Well, the people of the Czech Republic feel your pain, Chad.
Czech government officials have come to an agreement that “Czechia,” will be the country’s alternative name (no, we’re not sure how to pronounce it either).
Reasoning behind the sudden name change may surprise you. As the summer Olympics quickly approach, the Czech Rebulic Czechia claims they need an easier way to internationally market their companies and sports teams – yes, actually.
Apparently, because the Czech Republic is too long to print on jerseys and labels, Czechia will make everything easier. One company (among many) that will likely take advantage of the catchy nickname is Pilsner Urquell beer, which has “Brewed in Plezen – Czech” on its bottle.

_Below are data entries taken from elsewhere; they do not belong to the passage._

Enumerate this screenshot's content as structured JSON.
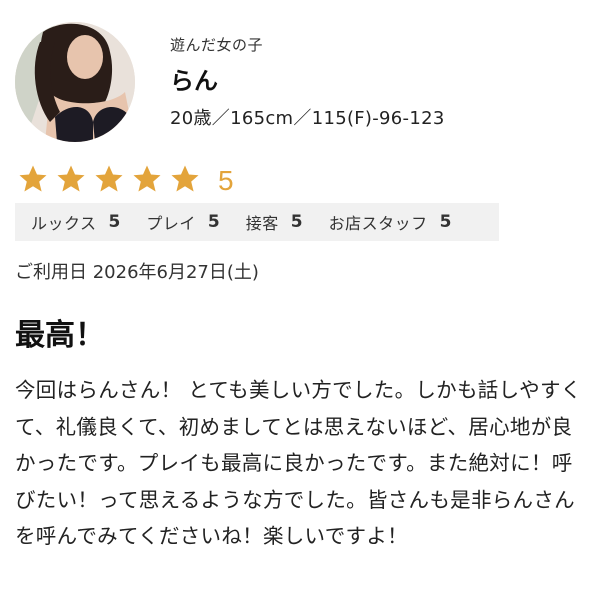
{
  "profile": {
    "played_label": "遊んだ女の子",
    "name": "らん",
    "stats": "20歳／165cm／115(F)-96-123"
  },
  "rating": {
    "stars": 5,
    "max_stars": 5,
    "value": "5",
    "star_color": "#e3a43b"
  },
  "details": [
    {
      "label": "ルックス",
      "score": "5"
    },
    {
      "label": "プレイ",
      "score": "5"
    },
    {
      "label": "接客",
      "score": "5"
    },
    {
      "label": "お店スタッフ",
      "score": "5"
    }
  ],
  "visit_date": "ご利用日 2026年6月27日(土)",
  "review": {
    "title": "最高！",
    "body": "今回はらんさん！ とても美しい方でした。しかも話しやすくて、礼儀良くて、初めましてとは思えないほど、居心地が良かったです。プレイも最高に良かったです。また絶対に！呼びたい！って思えるような方でした。皆さんも是非らんさんを呼んでみてくださいね！楽しいですよ！"
  }
}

Although, on a political level the Czech Republic will keep its formal name, Czechia is expected to be a ‘cool’ and accepted international nickname (just rolls of the tongue, right?).
The name change has stirred up a bit of controversy. As the country’s regional development minister (accurately) tweeted, people will likely confuse Czechia with Chechnya – which is located in Russia.
Apparently, since Czechoslovakia became Slovakia and the Czech Republic in 1993, the Czech Republic’s citizens have been unhappy with the country’s name.
People have since referred to its citizens as being “Czech,” although because Czech is an adjective it falls outside of basic grammar rules (confused yet?). You can’t say you’re from Czech, but you can say you’re from Czechia.
Prime minister, president, heads of parliament, and foreign defence ministers have all agreed on the decision – so who makes the final call?
And while updated jerseys don’t mean their athletes will perform any better or worse, one thing’s for sure – Czechia certainly thinks their beer sales will improve.